It was very difficult for me to decide on a subject for this post. There's just a lot of stuff I need to write about but I think I've decided on the right one.
Over the past few weeks I've learned a lot of lessons. I just wanted to share some of those with you.
1. People care about me. For the longest time I've been ridiculously insecure about my relationships with other people. I always think that there is no possible way they could love me and care about me like I love and care about them. This has put lots of strains on all my relationships. Charlie said something in church sunday, "You won't see good in something unless you are looking for good." I need to relax and start noticing the things people do for me. But, since I think so negatively, I only see the negative.
2. My feelings aren't as important as I think they are. Sometimes, I need to just put my feelings aside. It's usually not worth the fighting or agruments that come from me talking about them, so why bring them up to begin with. If I stayed quiet, I would probably get over them much more quickly. Throughout high school, I always kept to myself. People had to pry pretty deep to get me to show emotion...I wonder what happened to change all that. I don't know. I just need to pull back and keep to myself a little more often. I, and people around me, will be happier that way.
3. My standard of cleanliness has gone way down. Thanks to my inspection of apartments, I now can look at something covered in dirt and say, "That's clean." While my own apartment will never look as dirty as the ones I've seen, I don't think that I will be so judgemental about cleanliness anymore.

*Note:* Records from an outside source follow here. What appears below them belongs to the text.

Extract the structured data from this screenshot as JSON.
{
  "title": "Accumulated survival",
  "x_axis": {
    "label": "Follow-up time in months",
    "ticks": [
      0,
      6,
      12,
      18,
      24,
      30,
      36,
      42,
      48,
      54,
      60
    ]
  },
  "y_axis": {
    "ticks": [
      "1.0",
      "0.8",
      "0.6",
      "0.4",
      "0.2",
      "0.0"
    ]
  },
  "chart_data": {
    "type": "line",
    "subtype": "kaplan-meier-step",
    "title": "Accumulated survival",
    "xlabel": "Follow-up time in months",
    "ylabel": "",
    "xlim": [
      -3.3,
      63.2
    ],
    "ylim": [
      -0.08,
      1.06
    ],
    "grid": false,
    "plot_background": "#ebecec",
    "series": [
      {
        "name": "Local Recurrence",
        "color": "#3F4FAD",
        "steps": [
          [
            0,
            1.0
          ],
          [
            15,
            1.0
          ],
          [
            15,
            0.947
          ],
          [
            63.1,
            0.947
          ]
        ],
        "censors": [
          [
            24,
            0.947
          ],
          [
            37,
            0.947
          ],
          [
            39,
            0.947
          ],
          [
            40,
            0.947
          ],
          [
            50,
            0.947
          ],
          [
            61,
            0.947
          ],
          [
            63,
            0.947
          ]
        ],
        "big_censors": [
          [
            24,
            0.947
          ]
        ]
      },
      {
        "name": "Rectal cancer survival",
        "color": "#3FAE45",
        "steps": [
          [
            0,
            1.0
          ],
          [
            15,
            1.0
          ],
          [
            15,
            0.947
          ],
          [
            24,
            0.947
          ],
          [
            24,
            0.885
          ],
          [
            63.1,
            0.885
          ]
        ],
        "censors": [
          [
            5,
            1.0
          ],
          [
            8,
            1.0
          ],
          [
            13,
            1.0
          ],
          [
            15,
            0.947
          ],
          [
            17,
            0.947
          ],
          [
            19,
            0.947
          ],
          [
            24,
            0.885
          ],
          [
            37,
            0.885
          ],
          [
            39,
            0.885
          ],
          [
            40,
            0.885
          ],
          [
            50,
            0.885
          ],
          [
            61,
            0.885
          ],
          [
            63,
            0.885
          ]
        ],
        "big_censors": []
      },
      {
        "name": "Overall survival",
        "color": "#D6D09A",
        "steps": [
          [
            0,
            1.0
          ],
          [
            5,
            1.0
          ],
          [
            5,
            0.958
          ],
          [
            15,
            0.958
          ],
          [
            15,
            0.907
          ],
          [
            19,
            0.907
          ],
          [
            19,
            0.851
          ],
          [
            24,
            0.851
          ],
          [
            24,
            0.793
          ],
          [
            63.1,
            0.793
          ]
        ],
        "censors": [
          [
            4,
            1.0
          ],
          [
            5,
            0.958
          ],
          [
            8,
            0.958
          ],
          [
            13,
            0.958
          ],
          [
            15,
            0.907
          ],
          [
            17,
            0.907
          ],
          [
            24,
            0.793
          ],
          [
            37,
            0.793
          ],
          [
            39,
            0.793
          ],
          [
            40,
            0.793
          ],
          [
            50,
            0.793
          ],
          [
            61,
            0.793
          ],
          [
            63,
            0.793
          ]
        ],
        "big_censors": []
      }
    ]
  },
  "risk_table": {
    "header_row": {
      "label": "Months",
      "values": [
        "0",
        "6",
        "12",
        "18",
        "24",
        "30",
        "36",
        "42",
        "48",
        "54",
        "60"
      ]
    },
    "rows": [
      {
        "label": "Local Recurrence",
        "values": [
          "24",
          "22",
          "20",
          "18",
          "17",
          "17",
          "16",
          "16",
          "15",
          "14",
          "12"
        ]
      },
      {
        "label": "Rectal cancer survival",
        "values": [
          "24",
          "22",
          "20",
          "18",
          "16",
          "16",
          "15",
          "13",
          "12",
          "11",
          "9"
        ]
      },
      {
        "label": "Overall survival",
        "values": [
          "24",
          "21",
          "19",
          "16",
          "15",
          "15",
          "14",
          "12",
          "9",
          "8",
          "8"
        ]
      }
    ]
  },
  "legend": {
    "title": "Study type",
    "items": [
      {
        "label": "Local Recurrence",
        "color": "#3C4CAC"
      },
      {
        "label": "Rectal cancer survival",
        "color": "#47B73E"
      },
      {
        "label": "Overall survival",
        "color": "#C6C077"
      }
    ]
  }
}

4. Music is more important to me than I had previously thought. I miss band. I miss it a lot. I miss the people, I miss the trips, and I miss the adrenaline rushes that come when you step on the field. Most of all though, I miss the music. I miss picking up my trumpet and feeling like I was creating something. Don't worry, I know how nerdy this sounds. But I miss it. There's not a whole lot I wouldn't give to find somewhere to play regularly. Oh well.
5. Living alone is lonely. I didn't think it was going to be any different since I rarely talked to my roomate anyways. But it is lonely. Just knowing that I'm the only one in the apartment...ever, is kinda sad. It'll be better when I'm actually in school I think. Cause then I'll at least have stuff to do.
6. Communication doesn't have to be verbal. Over the past year or so it has been really hard for me to get used to the change that communication has taken. Before, me and Lucas would talk on the phone for hours at a time. Now, I'm lucky to get 15 minutes of talk time. It bothered me for a really long time. But I think now I'm realizing that it's okay because we do text all day. While it doesn't seem as personal, it is, because he's the only one I text like that. I don't know. It's still sad to not get to talk on the phone. But texting is better than nothing. We're still taking time to communicate with one another.
I think that's all. I'm sure there are more. But these are the things that have stuck out to me the most; the things I keep coming back to and thinking about.